Britain and the EU are no closer to striking a deal, making a hard Brexit ever more likely. But Morgan Stanley has other concerns. It is warning clients there is a two-thirds likelihood of the UK going through yet another election next year, and the business-friendly Tories are on the ropes.

“We could see the biggest shake-up in the political backdrop since the Seventies. This is much more scary from an equity perspective than Brexit,” Graham Secker, the bank’s chief European equity strategist, told the Telegraph.

Amid claims that bond investors in the UK are losing at a more rapid pace than anywhere else in the world, concerns have been raised over how the stock markets will react if Corbyn finally gets to implement his “labor over capital” policies.

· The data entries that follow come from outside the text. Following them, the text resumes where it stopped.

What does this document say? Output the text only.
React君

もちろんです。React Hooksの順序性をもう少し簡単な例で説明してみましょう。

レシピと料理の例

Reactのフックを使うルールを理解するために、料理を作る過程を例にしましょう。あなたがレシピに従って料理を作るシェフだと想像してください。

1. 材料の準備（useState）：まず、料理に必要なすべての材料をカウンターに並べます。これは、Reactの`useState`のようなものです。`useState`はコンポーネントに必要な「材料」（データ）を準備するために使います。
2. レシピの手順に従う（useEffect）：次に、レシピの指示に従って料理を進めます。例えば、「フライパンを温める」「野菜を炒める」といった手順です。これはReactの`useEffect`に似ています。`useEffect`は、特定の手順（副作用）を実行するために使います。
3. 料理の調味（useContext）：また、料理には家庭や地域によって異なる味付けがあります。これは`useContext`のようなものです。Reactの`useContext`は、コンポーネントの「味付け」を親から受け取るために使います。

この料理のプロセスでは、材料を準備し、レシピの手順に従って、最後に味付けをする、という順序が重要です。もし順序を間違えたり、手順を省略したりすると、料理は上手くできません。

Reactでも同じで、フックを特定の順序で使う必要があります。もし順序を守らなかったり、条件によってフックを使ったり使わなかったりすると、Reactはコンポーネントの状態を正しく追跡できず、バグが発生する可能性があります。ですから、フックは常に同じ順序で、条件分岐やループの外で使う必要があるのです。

Andrew Sheets, the bank’s global asset strategist, warns that fund managers must come up with contingency plans in case the red menace gets his hands on the controls and rolls out his renationalization policies, bringing power utilities, water companies, mail delivery, and rail transport back into public ownership.

Corbyn has pledged to raise corporate tax to 26 percent, impose a surtax on financial entities, tax financial transactions and introduce the so-called ‘Robin Hood’ tax on derivatives, bonds, and also shares. Not quite gulags and collectivization, but enough to rattle a few bankers who have enjoyed the laissez faire policies of successive UK governments.

Secker says Prime Minister Theresa May must urgently strengthen the Tory government’s position to see off the Corbyn challenge. “Even if we see good progress in the Brexit negotiations, the scope for UK sensitive assets to rally may be muted, unless we also see an improvement in the Government’s position in the opinion polls,” he said.

Emma Marcegaglia, head of the pan-EU lobby BusinessEurope, warns businesses are already considering withdrawal from the UK. “What Corbyn proposed during the election campaign is not pro-business, that is for sure,” she said.

“There would not be a good outcome even if there is a fantastic free trade agreement. We had a meeting of 24 CEOs along with the Japanese last week and the feeling was that the situation is very bad.

“Some companies will start to activate their contingency plans even before March: that could be to stop investing, or leaving the UK altogether. I have to tell you that our European members are pretty united, more than I thought they would be,” she said.